Even if we could go anywhere to eat, anywhere in Miami, anywhere in Florida, even—it could not have been better: Alma and me in the back seat, the trays cantilevered from the window glass rolled up a couple of inches.
My mother, whose name was Mae though everyone called her Maisie, told me that Alma lived in a cardboard house but on Wednesdays she would come to ours to do the ironing. I liked to tease Alma by standing up very straight and tall (all 36 inches of me) and then all stiff, I would fall forward, flat on my face near her ironing board. I don’t recall ever hurting myself like the time I put the hairpin into the electric socket but Alma would shriek and exclaim that I would surely cause the iron to fly from her hands and burn us all to bits.

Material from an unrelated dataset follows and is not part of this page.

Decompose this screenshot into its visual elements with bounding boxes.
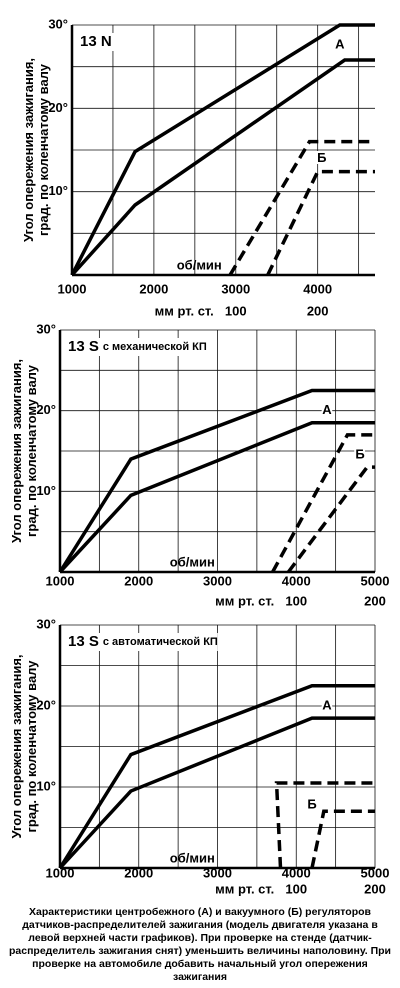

The TV set was usually tuned to 15-minute shows sponsored by Coca Cola but today there was no singing only men arguing with a man from Minnesota about labels and a judge who said he had no shame.
My father was a traveling salesman. If he was (were) away my mother would take us all out for a special meal after Alma had finished the ironing. We could not go out to a restaurant together so we went to Jimmie’s Hurricane, a drive-in where no one would care about a black woman and a white woman and a little girl eating in a two-toned green Ford Fairlane. I would always have deep fried red snapper fingers and a chocolate milk shake and sit close to Alma who smelled of starch and ate a burger. We both liked lots of ketchup. We three could never go to the tearoom at Burdines’s where I would order a snow princess sundae —a little figure atop a whipped cream skirt decorated with silver ball candies and covering a mound of vanilla ice cream. I could take the princess part home and I would line them all up on a shelf. (One time we went to the tearoom after a hurricane when store mannequins littered Biscayne Boulevard along with the broken glass from the store windows and palm fronds matted the curbs.)
After Jimmie’s we dropped Alma off. My mother never liked me to see where Alma lived: in a pile of corrugated metal and cardboard walls with her babies, 7 or 8 babies. I never went inside.
The next week Alma did not come to do the ironing. My mother cried a lot.
Alma had gone out that night when her babies were asleep. There was a fire and the cardboard houses went up in flames. Her children all died. Where was she going that night? My mother said to meet her boyfriend. They all died; babies burned alone when Alma Johnson wasn’t home. All I knew was that Alma’s babies had no princesses or shelves or lives, even.
The men on the TV were arguing about labels. Alma knew a thing or two about labels. Negligent. Negress. About a year later Alma came to our house again. She had another baby; she showed me her picture saying she named her after my mother, Daisy. Daisy Johnson.